定期借地権には「更新」という概念がありません。 借地人が更新したいといっても、更新はできず、契約期間が満了したら土地は地主に返さなければいけない点が最大の特徴です。
仮に、引き続き土地を利用したい場合には、地主の合意を得て「再契約」を行います。 再契約とは新規の契約であり、地主の合意が得られなければ再契約はできないことになります。
1-2.定期借地権の種類
定期借地権には、「一般定期借地権」と「建物譲渡特約付借地権」、「事業用定期借地権」の3種類があります。

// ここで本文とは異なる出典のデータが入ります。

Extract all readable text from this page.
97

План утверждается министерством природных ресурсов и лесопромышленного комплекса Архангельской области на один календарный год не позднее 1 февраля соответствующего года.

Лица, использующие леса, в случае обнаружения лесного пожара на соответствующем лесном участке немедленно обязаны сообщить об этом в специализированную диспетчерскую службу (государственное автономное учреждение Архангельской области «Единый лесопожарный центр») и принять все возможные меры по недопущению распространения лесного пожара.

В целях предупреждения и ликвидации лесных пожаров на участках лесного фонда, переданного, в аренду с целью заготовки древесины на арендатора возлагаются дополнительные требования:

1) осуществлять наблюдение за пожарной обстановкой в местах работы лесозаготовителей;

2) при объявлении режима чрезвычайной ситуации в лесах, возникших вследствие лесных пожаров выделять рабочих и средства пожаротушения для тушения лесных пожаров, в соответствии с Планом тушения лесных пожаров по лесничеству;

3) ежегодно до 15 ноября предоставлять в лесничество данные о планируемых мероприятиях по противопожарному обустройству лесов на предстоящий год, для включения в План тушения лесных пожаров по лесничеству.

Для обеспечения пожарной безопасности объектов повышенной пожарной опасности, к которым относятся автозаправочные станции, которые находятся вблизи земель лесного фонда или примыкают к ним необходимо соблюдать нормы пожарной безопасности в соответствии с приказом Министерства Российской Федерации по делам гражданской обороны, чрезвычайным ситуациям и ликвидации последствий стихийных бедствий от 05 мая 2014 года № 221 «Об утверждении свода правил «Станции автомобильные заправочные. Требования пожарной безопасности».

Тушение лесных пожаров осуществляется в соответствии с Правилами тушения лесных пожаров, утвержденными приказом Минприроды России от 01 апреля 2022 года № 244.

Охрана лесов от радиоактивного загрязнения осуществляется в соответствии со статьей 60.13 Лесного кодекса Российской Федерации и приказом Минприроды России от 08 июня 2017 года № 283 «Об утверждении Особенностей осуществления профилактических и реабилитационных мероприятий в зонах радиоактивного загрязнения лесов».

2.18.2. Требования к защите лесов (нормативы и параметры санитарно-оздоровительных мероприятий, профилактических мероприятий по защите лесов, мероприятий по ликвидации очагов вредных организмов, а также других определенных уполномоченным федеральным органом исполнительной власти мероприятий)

普通借地権および3種類の定期借地権の特徴をまとめると下表の通りです。
普通借地権 | 一般 定期借地権 |
建物譲渡 特約付借地権 |
事業用 定期借地権 |
|
---|---|---|---|---|
存続期間 | 30年以上 | 50年以上 | 30年以上 | 10年以上50年未満 |
更新後の期間 | 1回目20年 2回目以降10年 |
なし | なし | なし |
利用目的 | 制限なし | 制限なし | 制限なし | 事業用に限る (居住用は不可) |
契約書式 | 規定なし | 公正証書等の 書面により契約 |
規定なし | 必ず公正証書で 契約する |
借地関係の終了 | 正当事由 | 期間満了 | 建物譲渡 | 期間満了 |
建物買取請求権 | あり | 特約で排除可能 | あり | 存続期間が 30年以上50年未満 の場合特約で排除可能 |
(1)一般定期借地権
一般定期借地権とは、定期借地権のうち、建物譲渡特約付借地権または事業用定期借地権以外の借地権のことです。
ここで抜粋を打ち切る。